La littérature israélienne à l’honneur en France

C’est l’un des temps forts de la saison France-Israël : le Festival « Lettres d’Israël » se déroulera dans l'ensemble de l'Hexagone du 2 au 18 octobre 2018

Illustration d'Izhar Cohen - Tel-Aviv. Le retour
Illustration d'Izhar Cohen - Tel-Aviv. Le retour

Décidée au plus haut niveau des deux Etats, la Saison France-Israël se déroule simultanément, depuis juin et jusqu’en novembre prochain, dans les deux pays. Innovation et jeunesse sont les thèmes conducteurs de cette édition 2018 dont le point focal est manifestement l’avenir et le renforcement du dialogue dans les domaines culturel et scientifique.

« En renouvelant l’image que nos nations se font chacune de l’autre, [la Saison croisée] réaffirmera la force de notre lien, en cette année du soixante-dixième anniversaire de la création de l’Etat d’Israël, » écrivait Emmanuel Macron en préambule du dossier de presse, rejoint en ce sens par Benjamin Netanyahu, soulignant pour sa part que « le partenariat franco-israélien n’a jamais été plus fort qu’aujourd’hui ».
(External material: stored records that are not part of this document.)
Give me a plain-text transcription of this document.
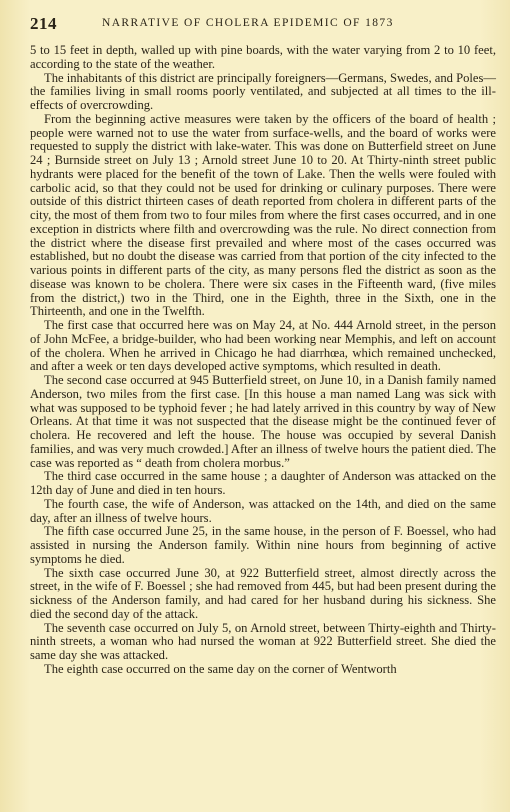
214	NARRATIVE OF CHOLERA EPIDEMIC OF 1873

5 to 15 feet in depth, walled up with pine boards, with the water varying from 2 to 10 feet, according to the state of the weather.

The inhabitants of this district are principally foreigners—Germans, Swedes, and Poles—the families living in small rooms poorly ventilated, and subjected at all times to the ill-effects of overcrowding.

From the beginning active measures were taken by the officers of the board of health ; people were warned not to use the water from surface-wells, and the board of works were requested to supply the district with lake-water. This was done on Butterfield street on June 24 ; Burnside street on July 13 ; Arnold street June 10 to 20. At Thirty-ninth street public hydrants were placed for the benefit of the town of Lake. Then the wells were fouled with carbolic acid, so that they could not be used for drinking or culinary purposes. There were outside of this district thirteen cases of death reported from cholera in different parts of the city, the most of them from two to four miles from where the first cases occurred, and in one exception in districts where filth and overcrowding was the rule. No direct connection from the district where the disease first prevailed and where most of the cases occurred was established, but no doubt the disease was carried from that portion of the city infected to the various points in different parts of the city, as many persons fled the district as soon as the disease was known to be cholera. There were six cases in the Fifteenth ward, (five miles from the district,) two in the Third, one in the Eighth, three in the Sixth, one in the Thirteenth, and one in the Twelfth.

The first case that occurred here was on May 24, at No. 444 Arnold street, in the person of John McFee, a bridge-builder, who had been working near Memphis, and left on account of the cholera. When he arrived in Chicago he had diarrhœa, which remained unchecked, and after a week or ten days developed active symptoms, which resulted in death.

The second case occurred at 945 Butterfield street, on June 10, in a Danish family named Anderson, two miles from the first case. [In this house a man named Lang was sick with what was supposed to be typhoid fever ; he had lately arrived in this country by way of New Orleans. At that time it was not suspected that the disease might be the continued fever of cholera. He recovered and left the house. The house was occupied by several Danish families, and was very much crowded.] After an illness of twelve hours the patient died. The case was reported as “ death from cholera morbus.”

The third case occurred in the same house ; a daughter of Anderson was attacked on the 12th day of June and died in ten hours.

The fourth case, the wife of Anderson, was attacked on the 14th, and died on the same day, after an illness of twelve hours.

The fifth case occurred June 25, in the same house, in the person of F. Boessel, who had assisted in nursing the Anderson family. Within nine hours from beginning of active symptoms he died.

The sixth case occurred June 30, at 922 Butterfield street, almost directly across the street, in the wife of F. Boessel ; she had removed from 445, but had been present during the sickness of the Anderson family, and had cared for her husband during his sickness. She died the second day of the attack.

The seventh case occurred on July 5, on Arnold street, between Thirty-eighth and Thirty-ninth streets, a woman who had nursed the woman at 922 Butterfield street. She died the same day she was attacked.

The eighth case occurred on the same day on the corner of Wentworth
Programmateur des éditions 2016 et 2017, Joseph Hirsch a joué cette année un rôle de conseil auprès de la coordinatrice Francine Lutenberg, qui œuvre au sein du service culturel de l’Ambassade d’Israël sous la direction d’Elinor Agam, l’actuelle attachée culturelle, à qui l’on doit la création du festival.

Times of Israël : La Saison France-Israël est largement entamée. Quel est votre sentiment à ce jour ?

Joseph Hirsch : La Saison, qui a débuté le 5 juin dernier au Grand Palais, s’achèvera le 22 novembre par un concert de la chanteuse Noa, entourée de musiciens israéliens et français, à la Seine Musicale.

Achinoam Nini en 2009 (Crédit : Miriam Alster/Flash90)

Entre temps, des dizaines de rendez-vous culturels, scientifiques et artistiques auront eu lieu dans toute la France. Le festival Lettres d’Israël, dont c’est la troisième édition cette année, sera l’un des temps forts de la Saison, avec de nombreux croisements entre auteurs israéliens et français.

Ce fut une année éprouvante et le besoin d’entendre la parole des écrivains et des artistes n’en est que plus urgent. Les mots, la réflexion, l’échange, sont toujours des motifs d’espoir.

Roman, poésie, bande dessinée, polar, traduction et hommages : le festival mise sur la diversité étonnante du paysage littéraire israélien qui connaît un succès croissant en France. Le site de RFI avait d’ailleurs, en mai dernier, mis en ligne un article célébrant la diversité et le renouveau de la littérature israélienne marquée, selon l’auteur du papier, par une sensibilité exacerbée. Est-ce l’une des qualités que vous retiendriez vous aussi ?

Il est vrai que la plupart de nos invités partagent cette sensibilité propre aux écrivains, ainsi qu’une profonde finesse dans l’écriture des rapports humains. C’est le cas notamment d’Itamar Orlev, dont le premier roman «Voyou» raconte le retour en Pologne d’un homme sur les traces de son père, ancien partisan évadé de Majdanek devenu un père terrible, alcoolique et violent, désormais échoué dans un hospice de Varsovie (Voyou, Seuil).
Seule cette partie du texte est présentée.